Thailand is a laid back place, so it can be surprising to see so many rules posted or explained by your tour guide when you decide to take a temple tour.

Many tourists try to ignore the rules, only to be rebuked by the Buddhist Thais that take great pride and care of their religious places.

If you plan on visiting a temple – and why wouldn’t you, there are thousands in Thailand – you should do so as prepared as possible and head into your trip with your mind set on following the rules.

1. Dress appropriately!

Men - no shorts or tank tops, and if you are visiting especially important temples such as Wat Phra Kaew, you must wear long pants and no flip flops, though a sandal with a back strap is okay.

Women – no short allowed! If wear a skirt it should be at least knee length. Shirts must be modest, with no spaghetti straps or tank tops allowed. Most temples will have some cover ups in case you are not prepared with a proper shirt

2. Please leave shoes outside.

Every temple has a shoe rack where you can safely leave your shoes while you visit. Being barefoot shows respect to Buddha.

3. Inside the temple.

Be respectful and quite, and keep your head lower than the monks and the images of Buddha. Be mindful of your feet, and make sure you do not point your feet towards statues of Buddha. You’ll see the locals kneeling with their feet behind them.

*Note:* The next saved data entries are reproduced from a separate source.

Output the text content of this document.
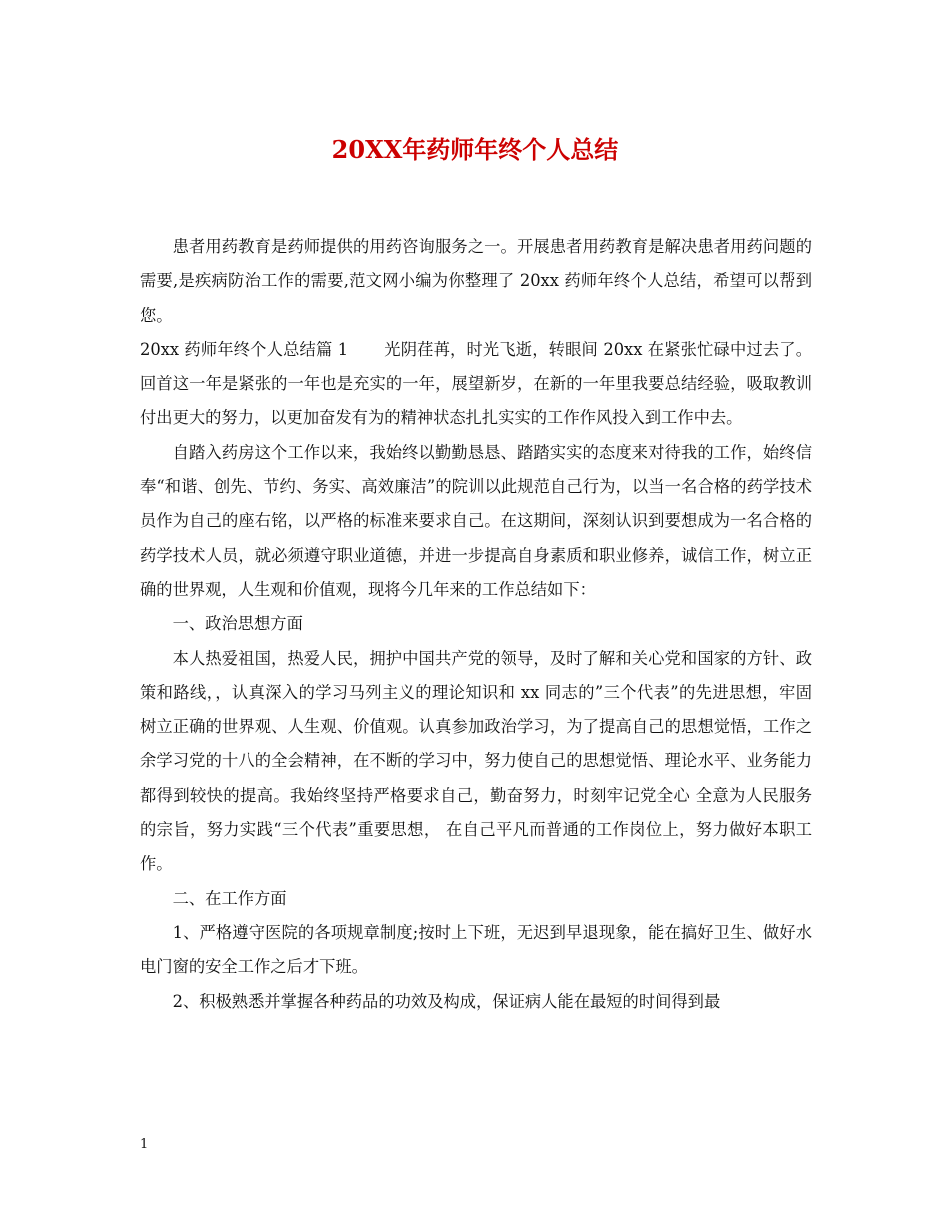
20XX年药师年终个人总结

患者用药教育是药师提供的用药咨询服务之一。开展患者用药教育是解决患者用药问题的需要,是疾病防治工作的需要,范文网小编为你整理了 20xx 药师年终个人总结，希望可以帮到您。

20xx 药师年终个人总结篇 1 光阴荏苒，时光飞逝，转眼间 20xx 在紧张忙碌中过去了。回首这一年是紧张的一年也是充实的一年，展望新岁，在新的一年里我要总结经验，吸取教训付出更大的努力，以更加奋发有为的精神状态扎扎实实的工作作风投入到工作中去。

自踏入药房这个工作以来，我始终以勤勤恳恳、踏踏实实的态度来对待我的工作，始终信奉“和谐、创先、节约、务实、高效廉洁”的院训以此规范自己行为，以当一名合格的药学技术员作为自己的座右铭，以严格的标准来要求自己。在这期间，深刻认识到要想成为一名合格的药学技术人员，就必须遵守职业道德，并进一步提高自身素质和职业修养，诚信工作，树立正确的世界观，人生观和价值观，现将今几年来的工作总结如下：

一、政治思想方面

本人热爱祖国，热爱人民，拥护中国共产党的领导，及时了解和关心党和国家的方针、政策和路线，，认真深入的学习马列主义的理论知识和 xx 同志的”三个代表”的先进思想，牢固树立正确的世界观、人生观、价值观。认真参加政治学习，为了提高自己的思想觉悟，工作之余学习党的十八的全会精神，在不断的学习中，努力使自己的思想觉悟、理论水平、业务能力都得到较快的提高。我始终坚持严格要求自己，勤奋努力，时刻牢记党全心 全意为人民服务的宗旨，努力实践“三个代表”重要思想， 在自己平凡而普通的工作岗位上，努力做好本职工作。

二、在工作方面

1、严格遵守医院的各项规章制度;按时上下班，无迟到早退现象，能在搞好卫生、做好水电门窗的安全工作之后才下班。

2、积极熟悉并掌握各种药品的功效及构成，保证病人能在最短的时间得到最

1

Do not touch any images of Buddha, no matter how big or small they might be. Every image is sacred.  Also, be careful not to touch anything in the worship area, as it may be a sacred object.

The same goes for the Bo tree; it is sacred because Buddha found enlightenment while sitting under a Bo tree.  You’ll be able to recognize the Bo tree is because of its placement, its large size and its numerous branches. Many times, the trunk will be easy to spot as it is wrapped in a saffron cloth.

4. Photographs.

You can take photographs, as long as you don’t get in the way of those who are coming to worship or make donations to their temple.

5. Making Donations.

Almost every temple will have a few donation boxes.  You are definitely not required or expected to donate, but if you took pictures, enjoyed the serenity or just want to help keep the temple running, why not drop a few Baht into the donation box?

Thai temples are beautiful and tranquil places – and as long as you follow the rules you’ll be able to enjoy your visit without worry. And if you do make a mistake, a smile and an apology is all you need to be forgiven.